A Year of Loss and Rebuilding

Little did we know at the time, a year later, Mom and Jeveon would both be gone.
My mother died January 2019 after a nine and a half year battle with Multiple Myeloma Cancer. My niece’s high school sweetheart Jeveon Washington was murdered at gunpoint in February 2019, a year after his nineteenth birthday. It was about eight months after they broke in June 2019.
This will be our first Halloween, our first Thanksgiving, and our first Christmas without my mother and Jeveon. Sometimes it’s hard to really process how cruel people can be and how callous. The cruelty of those who removed Jeveon from the world. The cruelty of doctors and staff when Mom was dying. The cruelty of friends who made every tiny thing imaginable more important than my mom’s life, her dying, my pain, or me and my family’s needs in the wake of two unimaginable tragedies and the loss of Jeveon’s young life.
Monday night, I told a friend I was alright, just going through some growing pains. The past year has come with a lot of painful lessons about the invisibility of Black pain. for as my mother’s life came to an end, I found I was increasingly expected to don the clothing of the Strong Black Woman, to silently suffer through her final days with no complaint, as my pain was troublesome and a bother to my friends. I, a burden for suffering. I, problematic if I was triggered or troubled by overt and covert signs of racism in the wake of my mother’s suffering at the hands of callous doctors, or my niece’s first love dying of gun violence.
The wounds run deep. #BlackLivesMatter isn’t a cause I support as an ally.
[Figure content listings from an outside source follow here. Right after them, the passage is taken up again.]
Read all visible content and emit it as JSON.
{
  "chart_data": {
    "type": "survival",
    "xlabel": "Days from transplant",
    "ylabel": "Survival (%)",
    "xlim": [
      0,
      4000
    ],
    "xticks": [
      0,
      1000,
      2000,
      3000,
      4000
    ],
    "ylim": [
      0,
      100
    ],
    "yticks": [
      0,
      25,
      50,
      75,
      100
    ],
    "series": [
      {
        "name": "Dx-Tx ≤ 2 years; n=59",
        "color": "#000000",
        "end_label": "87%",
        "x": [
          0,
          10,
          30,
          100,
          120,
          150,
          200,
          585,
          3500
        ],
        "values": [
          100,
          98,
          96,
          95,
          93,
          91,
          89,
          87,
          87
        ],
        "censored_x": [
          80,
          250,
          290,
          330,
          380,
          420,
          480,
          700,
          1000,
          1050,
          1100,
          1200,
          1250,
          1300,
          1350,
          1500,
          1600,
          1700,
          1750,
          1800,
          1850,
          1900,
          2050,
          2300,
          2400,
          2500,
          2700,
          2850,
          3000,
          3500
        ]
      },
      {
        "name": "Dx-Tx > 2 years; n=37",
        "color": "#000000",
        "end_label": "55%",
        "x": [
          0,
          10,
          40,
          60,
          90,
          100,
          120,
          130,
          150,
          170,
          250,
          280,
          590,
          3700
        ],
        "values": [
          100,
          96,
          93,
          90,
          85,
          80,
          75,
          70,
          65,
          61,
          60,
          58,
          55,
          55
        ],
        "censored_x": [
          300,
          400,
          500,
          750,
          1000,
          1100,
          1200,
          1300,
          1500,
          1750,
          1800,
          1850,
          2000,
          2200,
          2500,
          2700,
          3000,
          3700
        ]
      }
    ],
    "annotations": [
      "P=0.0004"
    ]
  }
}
Your derogatory comments when you call me a social justices warrior, or you make jokes about me being triggered by racist imagery, or ask me why it didn’t bother me so much before Jeveon and Mom died, hurt. I feel like I am not even a real person to you anymore.
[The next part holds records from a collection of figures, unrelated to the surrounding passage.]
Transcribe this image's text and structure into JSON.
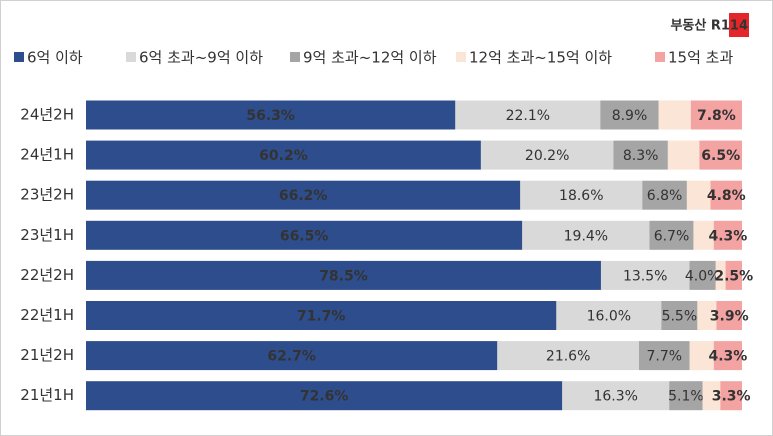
{
  "logo": "부동산 R114",
  "chart_data": {
    "type": "stacked-barh",
    "categories": [
      "24년2H",
      "24년1H",
      "23년2H",
      "23년1H",
      "22년2H",
      "22년1H",
      "21년2H",
      "21년1H"
    ],
    "xlim": [
      0,
      100
    ],
    "legend": "top",
    "series": [
      {
        "name": "6억 이하",
        "color": "#2e4d8c",
        "values": [
          56.3,
          60.2,
          66.2,
          66.5,
          78.5,
          71.7,
          62.7,
          72.6
        ],
        "value_labels": [
          "56.3%",
          "60.2%",
          "66.2%",
          "66.5%",
          "78.5%",
          "71.7%",
          "62.7%",
          "72.6%"
        ]
      },
      {
        "name": "6억 초과~9억 이하",
        "color": "#d9d9d9",
        "values": [
          22.1,
          20.2,
          18.6,
          19.4,
          13.5,
          16.0,
          21.6,
          16.3
        ],
        "value_labels": [
          "22.1%",
          "20.2%",
          "18.6%",
          "19.4%",
          "13.5%",
          "16.0%",
          "21.6%",
          "16.3%"
        ]
      },
      {
        "name": "9억 초과~12억 이하",
        "color": "#a5a5a5",
        "values": [
          8.9,
          8.3,
          6.8,
          6.7,
          4.0,
          5.5,
          7.7,
          5.1
        ],
        "value_labels": [
          "8.9%",
          "8.3%",
          "6.8%",
          "6.7%",
          "4.0%",
          "5.5%",
          "7.7%",
          "5.1%"
        ]
      },
      {
        "name": "12억 초과~15억 이하",
        "color": "#fbe5d6",
        "values": [
          4.9,
          4.8,
          3.6,
          3.1,
          1.5,
          2.9,
          3.7,
          2.7
        ]
      },
      {
        "name": "15억 초과",
        "color": "#f4a3a3",
        "values": [
          7.8,
          6.5,
          4.8,
          4.3,
          2.5,
          3.9,
          4.3,
          3.3
        ],
        "value_labels": [
          "7.8%",
          "6.5%",
          "4.8%",
          "4.3%",
          "2.5%",
          "3.9%",
          "4.3%",
          "3.3%"
        ]
      }
    ]
  }
}
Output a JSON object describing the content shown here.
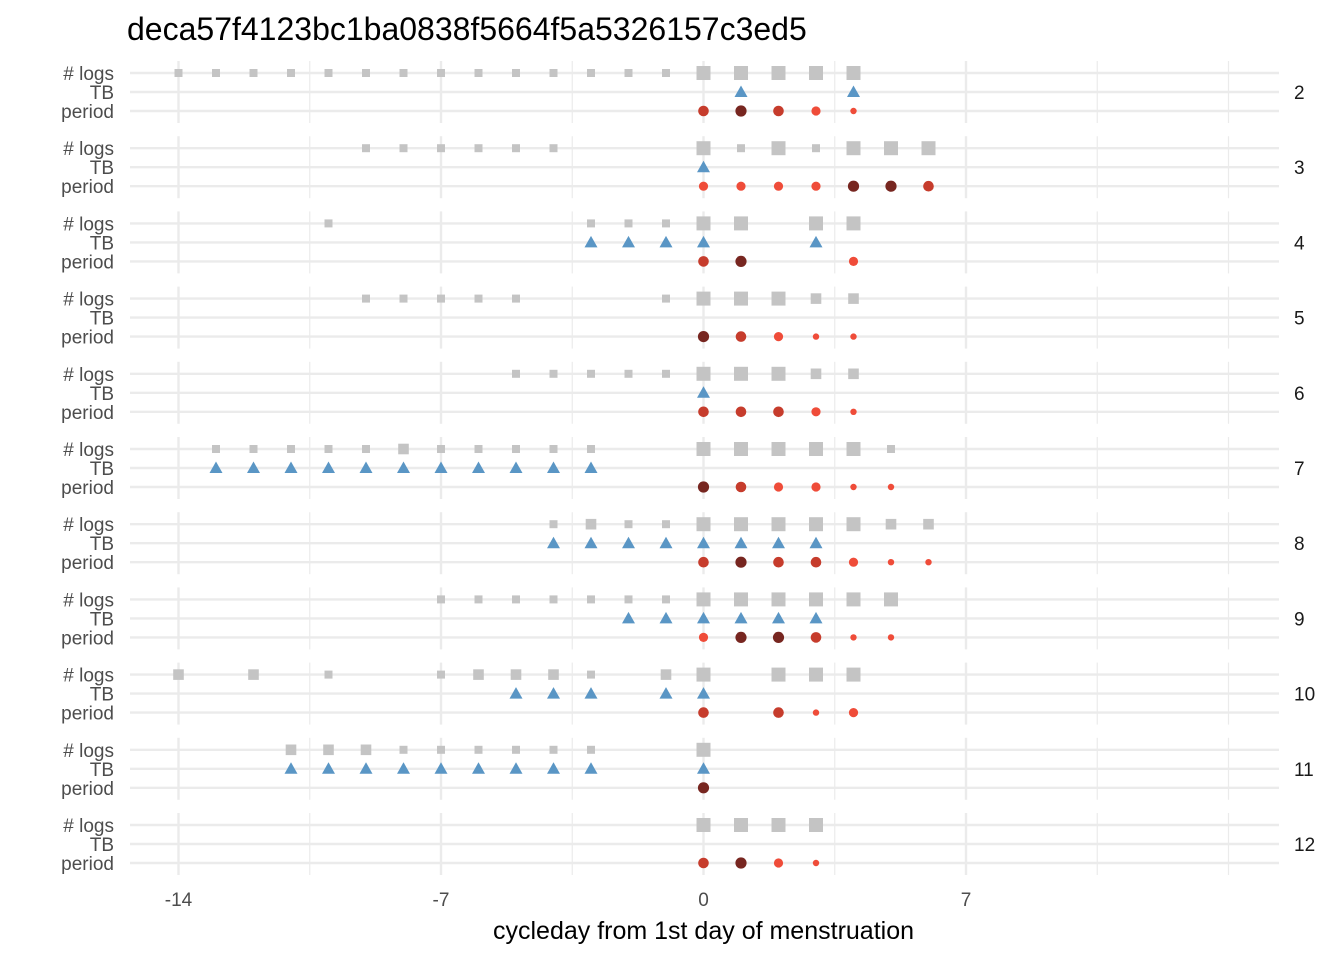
{
  "chart_data": {
    "type": "scatter",
    "title": "deca57f4123bc1ba0838f5664f5a5326157c3ed5",
    "xlabel": "cycleday from 1st day of menstruation",
    "x_ticks": [
      -14,
      -7,
      0,
      7
    ],
    "xlim": [
      -15.3,
      15.3
    ],
    "row_labels": [
      "# logs",
      "TB",
      "period"
    ],
    "grid": true,
    "colors": {
      "logs": "#c4c4c4",
      "tb": "#5a96c5",
      "period_light": "#ef4c39",
      "period_medium": "#c63c2c",
      "period_heavy": "#772620",
      "grid": "#ebebeb"
    },
    "panels": [
      {
        "label": "2",
        "logs": [
          [
            -14,
            1
          ],
          [
            -13,
            1
          ],
          [
            -12,
            1
          ],
          [
            -11,
            1
          ],
          [
            -10,
            1
          ],
          [
            -9,
            1
          ],
          [
            -8,
            1
          ],
          [
            -7,
            1
          ],
          [
            -6,
            1
          ],
          [
            -5,
            1
          ],
          [
            -4,
            1
          ],
          [
            -3,
            1
          ],
          [
            -2,
            1
          ],
          [
            -1,
            1
          ],
          [
            0,
            2
          ],
          [
            1,
            2
          ],
          [
            2,
            2
          ],
          [
            3,
            2
          ],
          [
            4,
            2
          ]
        ],
        "tb": [
          1,
          4
        ],
        "period": [
          [
            0,
            "medium"
          ],
          [
            1,
            "heavy"
          ],
          [
            2,
            "medium"
          ],
          [
            3,
            "light"
          ],
          [
            4,
            "spotting"
          ]
        ]
      },
      {
        "label": "3",
        "logs": [
          [
            -9,
            1
          ],
          [
            -8,
            1
          ],
          [
            -7,
            1
          ],
          [
            -6,
            1
          ],
          [
            -5,
            1
          ],
          [
            -4,
            1
          ],
          [
            0,
            2
          ],
          [
            1,
            1
          ],
          [
            2,
            2
          ],
          [
            3,
            1
          ],
          [
            4,
            2
          ],
          [
            5,
            2
          ],
          [
            6,
            2
          ]
        ],
        "tb": [
          0
        ],
        "period": [
          [
            0,
            "light"
          ],
          [
            1,
            "light"
          ],
          [
            2,
            "light"
          ],
          [
            3,
            "light"
          ],
          [
            4,
            "heavy"
          ],
          [
            5,
            "heavy"
          ],
          [
            6,
            "medium"
          ]
        ]
      },
      {
        "label": "4",
        "logs": [
          [
            -10,
            1
          ],
          [
            -3,
            1
          ],
          [
            -2,
            1
          ],
          [
            -1,
            1
          ],
          [
            0,
            2
          ],
          [
            1,
            2
          ],
          [
            3,
            2
          ],
          [
            4,
            2
          ]
        ],
        "tb": [
          -3,
          -2,
          -1,
          0,
          3
        ],
        "period": [
          [
            0,
            "medium"
          ],
          [
            1,
            "heavy"
          ],
          [
            4,
            "light"
          ]
        ]
      },
      {
        "label": "5",
        "logs": [
          [
            -9,
            1
          ],
          [
            -8,
            1
          ],
          [
            -7,
            1
          ],
          [
            -6,
            1
          ],
          [
            -5,
            1
          ],
          [
            -1,
            1
          ],
          [
            0,
            2
          ],
          [
            1,
            2
          ],
          [
            2,
            2
          ],
          [
            3,
            1.5
          ],
          [
            4,
            1.5
          ]
        ],
        "tb": [],
        "period": [
          [
            0,
            "heavy"
          ],
          [
            1,
            "medium"
          ],
          [
            2,
            "light"
          ],
          [
            3,
            "spotting"
          ],
          [
            4,
            "spotting"
          ]
        ]
      },
      {
        "label": "6",
        "logs": [
          [
            -5,
            1
          ],
          [
            -4,
            1
          ],
          [
            -3,
            1
          ],
          [
            -2,
            1
          ],
          [
            -1,
            1
          ],
          [
            0,
            2
          ],
          [
            1,
            2
          ],
          [
            2,
            2
          ],
          [
            3,
            1.5
          ],
          [
            4,
            1.5
          ]
        ],
        "tb": [
          0
        ],
        "period": [
          [
            0,
            "medium"
          ],
          [
            1,
            "medium"
          ],
          [
            2,
            "medium"
          ],
          [
            3,
            "light"
          ],
          [
            4,
            "spotting"
          ]
        ]
      },
      {
        "label": "7",
        "logs": [
          [
            -13,
            1
          ],
          [
            -12,
            1
          ],
          [
            -11,
            1
          ],
          [
            -10,
            1
          ],
          [
            -9,
            1
          ],
          [
            -8,
            1.5
          ],
          [
            -7,
            1
          ],
          [
            -6,
            1
          ],
          [
            -5,
            1
          ],
          [
            -4,
            1
          ],
          [
            -3,
            1
          ],
          [
            0,
            2
          ],
          [
            1,
            2
          ],
          [
            2,
            2
          ],
          [
            3,
            2
          ],
          [
            4,
            2
          ],
          [
            5,
            1
          ]
        ],
        "tb": [
          -13,
          -12,
          -11,
          -10,
          -9,
          -8,
          -7,
          -6,
          -5,
          -4,
          -3
        ],
        "period": [
          [
            0,
            "heavy"
          ],
          [
            1,
            "medium"
          ],
          [
            2,
            "light"
          ],
          [
            3,
            "light"
          ],
          [
            4,
            "spotting"
          ],
          [
            5,
            "spotting"
          ]
        ]
      },
      {
        "label": "8",
        "logs": [
          [
            -4,
            1
          ],
          [
            -3,
            1.5
          ],
          [
            -2,
            1
          ],
          [
            -1,
            1
          ],
          [
            0,
            2
          ],
          [
            1,
            2
          ],
          [
            2,
            2
          ],
          [
            3,
            2
          ],
          [
            4,
            2
          ],
          [
            5,
            1.5
          ],
          [
            6,
            1.5
          ]
        ],
        "tb": [
          -4,
          -3,
          -2,
          -1,
          0,
          1,
          2,
          3
        ],
        "period": [
          [
            0,
            "medium"
          ],
          [
            1,
            "heavy"
          ],
          [
            2,
            "medium"
          ],
          [
            3,
            "medium"
          ],
          [
            4,
            "light"
          ],
          [
            5,
            "spotting"
          ],
          [
            6,
            "spotting"
          ]
        ]
      },
      {
        "label": "9",
        "logs": [
          [
            -7,
            1
          ],
          [
            -6,
            1
          ],
          [
            -5,
            1
          ],
          [
            -4,
            1
          ],
          [
            -3,
            1
          ],
          [
            -2,
            1
          ],
          [
            -1,
            1
          ],
          [
            0,
            2
          ],
          [
            1,
            2
          ],
          [
            2,
            2
          ],
          [
            3,
            2
          ],
          [
            4,
            2
          ],
          [
            5,
            2
          ]
        ],
        "tb": [
          -2,
          -1,
          0,
          1,
          2,
          3
        ],
        "period": [
          [
            0,
            "light"
          ],
          [
            1,
            "heavy"
          ],
          [
            2,
            "heavy"
          ],
          [
            3,
            "medium"
          ],
          [
            4,
            "spotting"
          ],
          [
            5,
            "spotting"
          ]
        ]
      },
      {
        "label": "10",
        "logs": [
          [
            -14,
            1.5
          ],
          [
            -12,
            1.5
          ],
          [
            -10,
            1
          ],
          [
            -7,
            1
          ],
          [
            -6,
            1.5
          ],
          [
            -5,
            1.5
          ],
          [
            -4,
            1.5
          ],
          [
            -3,
            1
          ],
          [
            -1,
            1.5
          ],
          [
            0,
            2
          ],
          [
            2,
            2
          ],
          [
            3,
            2
          ],
          [
            4,
            2
          ]
        ],
        "tb": [
          -5,
          -4,
          -3,
          -1,
          0
        ],
        "period": [
          [
            0,
            "medium"
          ],
          [
            2,
            "medium"
          ],
          [
            3,
            "spotting"
          ],
          [
            4,
            "light"
          ]
        ]
      },
      {
        "label": "11",
        "logs": [
          [
            -11,
            1.5
          ],
          [
            -10,
            1.5
          ],
          [
            -9,
            1.5
          ],
          [
            -8,
            1
          ],
          [
            -7,
            1
          ],
          [
            -6,
            1
          ],
          [
            -5,
            1
          ],
          [
            -4,
            1
          ],
          [
            -3,
            1
          ],
          [
            0,
            2
          ]
        ],
        "tb": [
          -11,
          -10,
          -9,
          -8,
          -7,
          -6,
          -5,
          -4,
          -3,
          0
        ],
        "period": [
          [
            0,
            "heavy"
          ]
        ]
      },
      {
        "label": "12",
        "logs": [
          [
            0,
            2
          ],
          [
            1,
            2
          ],
          [
            2,
            2
          ],
          [
            3,
            2
          ]
        ],
        "tb": [],
        "period": [
          [
            0,
            "medium"
          ],
          [
            1,
            "heavy"
          ],
          [
            2,
            "light"
          ],
          [
            3,
            "spotting"
          ]
        ]
      }
    ]
  }
}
When someone racist tells me he doesn’t believe I am black because I am biracial, I am supposed to suck it up. At every turn, I am supposed to swallow my pain. I am supposed to take the higher ground as others bully me while my mother lay dying, to coddle and shield thin-skinned other who are going through nothing much as my niece only 19 now grieves the loss of a young black many who died at only 19.
I am so glad that I work at San Francisco Bay View Newspaper now and my column #WritingWhileBlack.I wrote two columns so far, here’s my first column. I am so glad that I have the Black Horror Writing and Sci-Fi community, the Afrofuturist Community, the Afrosurrealist community, writer friends like Valjeanne Jeffers, Crystal Connor, Linda D Addison, Nicole Kurtz, Nisi Shawl and community friends like Wanda Kurtcu and Rudi Mwongozi and Hugh E MC and L.M. Kate JohnsTon who validate and know the struggle to be real. Projects like 100+ Black Women in Horror, Scierogenous 2, Black Magic Women, and Black Celebration to keep me sane.
How hard it is for me to bear the weight of this Strong Black Woman mantle you have thrown upon my shoulders in the wake of and in the days since my mother’s death. How hard it is for me to comfort others and tend to their wounds and emotions, making the smallest slight or wounding word or slightest change in the timber of my voice that shows the wound that rests deep in my soul since my mother left this world show.
My tears look like anger to you.
When I am hurt, you are afraid of me and hurt me even more. I look like a monster to you. Just like my mother did. And I thought you were my friends. And it hurts badly.
But I can’t help the way you see black women, how our softest words sound loud to you, how you think we are angry when we are hurt, and how even when you know we are going through something terrible you only think of yourselves and how we owe you deference and servitude.
All that hurts, but I am gonna #StayBlack and honor my mother in every way I can.
Sumiko,
I know that nothing I can say will truly help but I want you to know that I am here. I hear you. I see you. Your feelings are valid.
You’ve gone through a lot of painful experiences recently and you have every right to mourn, be angry, and be hurt when your friends don’t support you or have unrealistic expectations of you.
Bel
Thanks. Things are starting to get better in some ways, as I focus more on work that honors my mother.
I’m glad to hear that. I think that work will be healing and empowering for you.
Thank you. So far it is very healing and empowering, and keeping me connected to my mother’s strength and spirit.